O levantamento ressalta que o impacto na economia dependerá diretamente das diretrizes adotadas pelo país nos próximos anos, com foco na atração de capital internacional e no fortalecimento do processamento e refino dos insumos em solo nacional.
Dois cenários para o futuro mineral
Elaborado por pesquisadores da Universidade Federal de Minas Gerais (UFMG) e da Universidade Federal de Juiz de Fora (UFJF), com apoio da U.S. Chamber of Commerce, o relatório avaliou dois caminhos possíveis para a exploração de cobalto, cobre, grafita, lítio, níquel e terras raras — matérias-primas essenciais para a transição energética, veículos elétricos e tecnologia de ponta.
Baixa agregação de valor: Com aportes predominantemente domésticos e foco na exportação do minério bruto, o impacto acumulado no PIB seria de R$ 128,7 bilhões, com a abertura de 304 mil vagas.
Atração de capital e industrialização: Considera maior presença de investimento estrangeiro (+R$ 120,9 bilhões) e o refino das matérias-primas no país. Nesse modelo, o PIB ganha R$ 192,1 bilhões e o total de empregos criados chega a 750 mil.

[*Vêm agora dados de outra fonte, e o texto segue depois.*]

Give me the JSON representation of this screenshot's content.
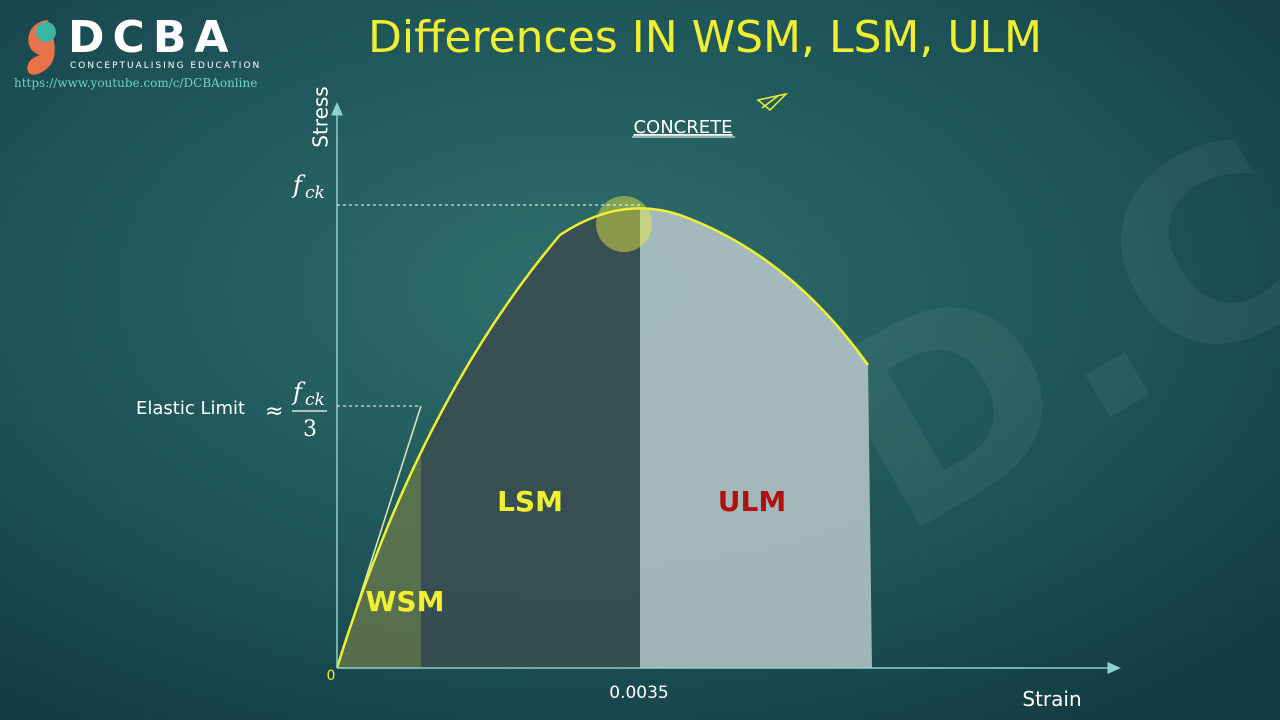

A opção pelo adensamento industrial e atração de recursos gera um ganho adicional de R$ 63,4 bilhões no PIB e 446 mil postos de trabalho a mais na comparação entre os dois cenários.
Reflexos na indústria e regiões
Embora os estados mineradores liderem os ganhos percentuais sobre o PIB estadual — como Pará (+16,0%), Bahia (+10,3%) e Goiás (+10,0%) —, o estudo aponta que o refino doméstico espalha o desenvolvimento para importantes polos fabris do país, incluindo Paraná, São Paulo e Santa Catarina.
Com a agregação de valor no Brasil, a indústria de transformação registra uma alta acumulada de 1,8%, impulsionada especialmente pelos segmentos de máquinas e equipamentos elétricos (+16,7%), equipamentos para extração mineral (+9,8%) e o setor automobilístico (+5,5%).